Vendor performance monitoring ensures that vendors continue to provide value, adhere to contracts and agreements, and are not presenting potential risks to your business.

Central to this process will be the establishment of KPIs at the time of contract agreement with your vendors. These metrics should be clearly communicated both with your vendors and key stakeholders so that everyone knows what is expected from the relationship.

A vendor management process that monitors vendor activities, tracks compliance obligations, and maintains vendor data will ensure that you are up to date on vendor performance and can react accordingly if performance deteriorates.

 

 

4. Focus on Data and Analytics

Data and analytics are empowering organizations more than ever before to make informed, strategic decisions. This is also true in the area of vendor management, with the use of data and analytics now recognized as an area to focus on.

As reported by Deloitte, spending and saving performance analytics is one of the main areas of Procurement where technology is having a major impact.

Value of analytics to drive savings

Source

Your Procurement activities directly impact your ability to manage your vendors. By investing in a solution that provides real-time spend analytics, you can assess your vendor risk and whether or not your dependency may outweigh the strength of the vendor.

Another benefit is identifying opportunities for savings. Such savings may be realized by re-negotiating with vendors that you have built strong relations with or by choosing not to renew contracts that offer poor value. Having detailed spend data will be key to making such informed decisions.

 

 

5. Vendor Segmentation

If your organization is the subject of a large supply chain, vendor segmentation can be one of the most effective vendor management practices. Grouping vendors, based on what they provide and how their services fit your business model, facilitates procurement activities and improves communication between your organization and your vendors. Vendor segmentation is the first step in building effective vendor relations. Categorizing vendors allows you to identify essential partners critical to business success and find a strategy tailored to enhance supplier engagement.

Some vendors may be considered strategic, while others may be essential – both segments will be handled very differently. By segmenting vendors, you provide yourself with an accurate framework in which you can truly assess their value and dedicate your efforts to them.

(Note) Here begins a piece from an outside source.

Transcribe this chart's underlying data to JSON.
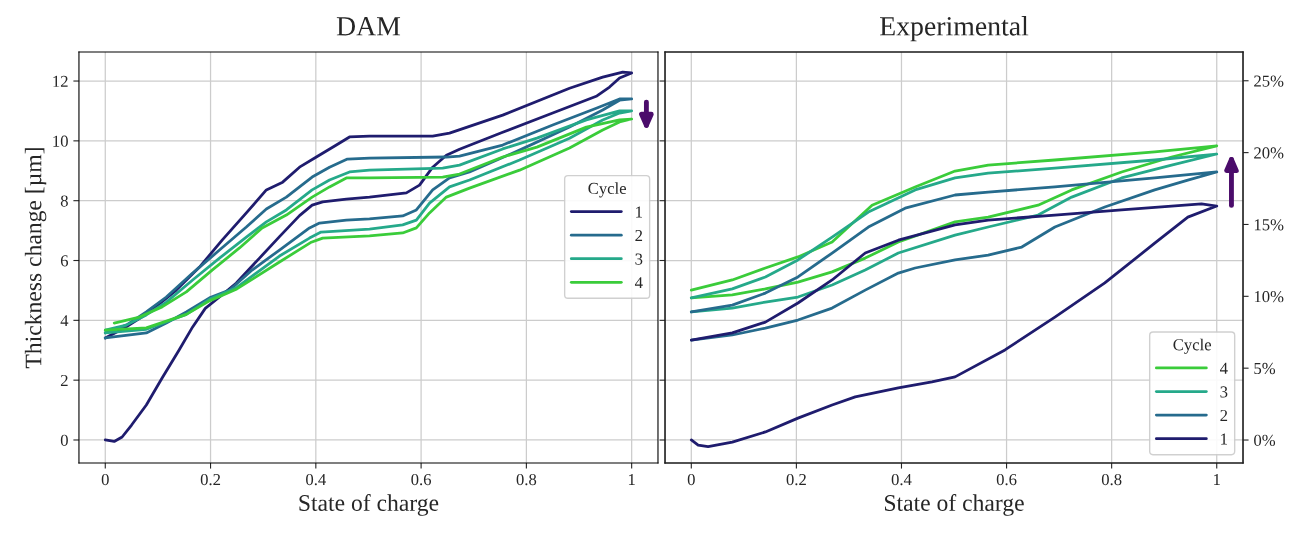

One of the most accurate frameworks for segmenting and assessing vendors is the Kraljic Matrix, devised by Peter Kraljic in 1983. In this, he argues that supply items should be segmented by risk and profitability.

Risk refers to the likelihood of an unexpected event occurring within the supply chain that will lead to disrupted operations. Profitability describes the impact of a supply item on the bottom line.

Profit impact supply risk

 

Given the level of disruption to supply chains since the pandemic and continued anticipated disruption, segmentation of vendors is highly recommended to minimize risk and ensure continuity.

 

Conclusion

Global supply chains have been severely disrupted since 2020. It is vital that organizations prepare for further disruptions with resilient and adaptable plans. Central to this plan should be a focus on vendor management. By focusing on the vendor management best practices mentioned in this blog, you will be best placed to navigate current disruptions and strengthen your supply chain for any future challenges.